時は平安の頃。坂上田村麻呂の蝦夷征伐のあとのお話です。
日本海側、今の秋田県あたりを昔は羽州と呼んでいました。
 
羽州の村の長の娘ムメは、たった一人で村外れで暮らす男の子、カラスとともに遊んでいました。
ある日都から、以前羽州で暮らしたことがあるという役人、小野春風が赴任してきました。
春風といっしょにやってきたその息子、春名丸は初め、田舎に来るのが嫌でたまりませんでした。
 
しかしある日起こった事件で、春名丸はムメとカラスに体を張って助けてもらったたことにより、この三人は急速に仲良くなるのです。
 
それに元々、羽州の人々に対して親しみを感じていた春風も、ムメが美しくて賢いこと、カラスの誰にも染まらないが生きる術を持ち合わせている人柄に感心し、春名丸に学ばせることも多いと感じてムメとカラスをとても可愛がっていました。
 
しかしある日突然、春風が都に戻らなければならなくなります。
穏やかだった日々も、その後羽州を襲った干ばつと飢饉、そして地元の城主の過酷な税の取り立てに苦しみ怒る村人の心に抑えきれないものが芽生え、危ういものに変化していくのでした。
 
そしていよいよ起こった「元慶の乱」。
この乱を鎮め、羽州を治めるためにふたたびやってきた春風たち。
 
しかし再会した三人の若者は、以前とは違う立場で出会うことになるのです。
 
大きな危機が三人を襲います。
しかし、幼い日々をともに楽しく過ごした彼らの絆は、簡単に壊れるものではありませんでした。
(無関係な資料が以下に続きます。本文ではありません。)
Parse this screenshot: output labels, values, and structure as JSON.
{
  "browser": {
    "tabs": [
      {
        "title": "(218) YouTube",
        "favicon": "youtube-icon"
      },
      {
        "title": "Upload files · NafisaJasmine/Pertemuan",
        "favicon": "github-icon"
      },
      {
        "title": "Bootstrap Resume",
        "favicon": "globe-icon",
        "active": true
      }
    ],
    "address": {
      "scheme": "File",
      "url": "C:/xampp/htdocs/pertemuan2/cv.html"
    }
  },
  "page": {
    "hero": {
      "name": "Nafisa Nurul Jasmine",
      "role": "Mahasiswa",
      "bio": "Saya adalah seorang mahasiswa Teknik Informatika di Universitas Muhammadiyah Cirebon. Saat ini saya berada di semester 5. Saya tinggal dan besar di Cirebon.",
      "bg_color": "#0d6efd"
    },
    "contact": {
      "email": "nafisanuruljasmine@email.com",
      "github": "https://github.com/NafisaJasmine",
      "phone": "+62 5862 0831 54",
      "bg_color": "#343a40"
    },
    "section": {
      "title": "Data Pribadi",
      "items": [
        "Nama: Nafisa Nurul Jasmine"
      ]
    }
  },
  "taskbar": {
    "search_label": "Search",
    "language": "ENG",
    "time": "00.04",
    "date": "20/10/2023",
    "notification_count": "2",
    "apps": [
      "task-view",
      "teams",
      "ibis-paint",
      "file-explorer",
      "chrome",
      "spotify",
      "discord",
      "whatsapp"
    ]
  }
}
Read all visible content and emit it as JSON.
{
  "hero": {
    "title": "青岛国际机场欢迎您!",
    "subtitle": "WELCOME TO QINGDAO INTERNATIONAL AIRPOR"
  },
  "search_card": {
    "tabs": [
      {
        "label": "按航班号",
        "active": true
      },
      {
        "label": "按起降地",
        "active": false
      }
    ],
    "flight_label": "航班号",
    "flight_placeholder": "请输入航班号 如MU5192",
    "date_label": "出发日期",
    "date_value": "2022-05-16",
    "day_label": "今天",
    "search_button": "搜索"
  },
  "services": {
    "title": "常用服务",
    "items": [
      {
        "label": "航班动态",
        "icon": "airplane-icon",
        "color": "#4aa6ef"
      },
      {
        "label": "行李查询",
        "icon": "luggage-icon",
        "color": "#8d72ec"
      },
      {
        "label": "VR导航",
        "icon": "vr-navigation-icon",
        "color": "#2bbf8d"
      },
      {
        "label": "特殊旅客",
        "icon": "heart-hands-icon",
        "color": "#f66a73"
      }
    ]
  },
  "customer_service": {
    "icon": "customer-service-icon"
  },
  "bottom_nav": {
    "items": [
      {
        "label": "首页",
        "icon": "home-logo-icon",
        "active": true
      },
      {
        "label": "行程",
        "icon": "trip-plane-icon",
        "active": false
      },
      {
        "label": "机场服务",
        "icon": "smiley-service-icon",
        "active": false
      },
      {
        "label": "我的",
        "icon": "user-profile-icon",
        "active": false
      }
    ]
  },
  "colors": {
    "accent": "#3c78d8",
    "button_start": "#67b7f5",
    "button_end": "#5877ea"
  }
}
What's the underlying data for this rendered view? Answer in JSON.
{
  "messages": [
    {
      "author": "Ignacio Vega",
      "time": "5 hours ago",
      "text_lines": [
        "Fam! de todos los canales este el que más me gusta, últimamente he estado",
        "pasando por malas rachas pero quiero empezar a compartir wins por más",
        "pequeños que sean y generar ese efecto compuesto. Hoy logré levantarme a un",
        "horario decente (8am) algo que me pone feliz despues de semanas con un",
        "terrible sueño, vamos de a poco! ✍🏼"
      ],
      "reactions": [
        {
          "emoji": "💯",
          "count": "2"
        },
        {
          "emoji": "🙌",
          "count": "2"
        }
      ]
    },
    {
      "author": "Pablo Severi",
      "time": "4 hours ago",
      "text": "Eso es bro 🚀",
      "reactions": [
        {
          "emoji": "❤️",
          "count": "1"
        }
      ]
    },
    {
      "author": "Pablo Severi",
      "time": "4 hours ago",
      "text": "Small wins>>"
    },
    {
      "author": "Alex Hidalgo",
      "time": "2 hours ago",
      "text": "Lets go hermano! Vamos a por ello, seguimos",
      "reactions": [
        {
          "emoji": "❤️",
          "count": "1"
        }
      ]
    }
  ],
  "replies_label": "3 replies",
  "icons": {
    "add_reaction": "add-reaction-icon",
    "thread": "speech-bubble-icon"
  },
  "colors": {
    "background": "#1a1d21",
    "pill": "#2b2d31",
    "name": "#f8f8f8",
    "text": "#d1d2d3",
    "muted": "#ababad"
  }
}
いったい三人は、羽州の危機をどう乗り越えるのでしょう…。
 
 
この著者の作品を初めて読みましたが、展開が途中からガラリと変わり一気に読ませてくれました。
歴史ものがあまり得意ではない私ですが、初め坂上田村麻呂とかの名前が出てきた時はやや不安でしたが、全く堅苦しいものではなく、すごく読みやすかったです。
 
物語の出だしは、幼馴染とよそ者が出会うというありがちなパターンではありますが、春風やその妻、ムメの父や祖父たちの子どもたちを見る目が暖かく、やわらかい気持ちで読み切ることが出来ました。
かつて東北で起きた戦乱など、これまで知る由もなかった私ですが、読みやすい物語にからませた歴史的事実を理解できる良書だと思います。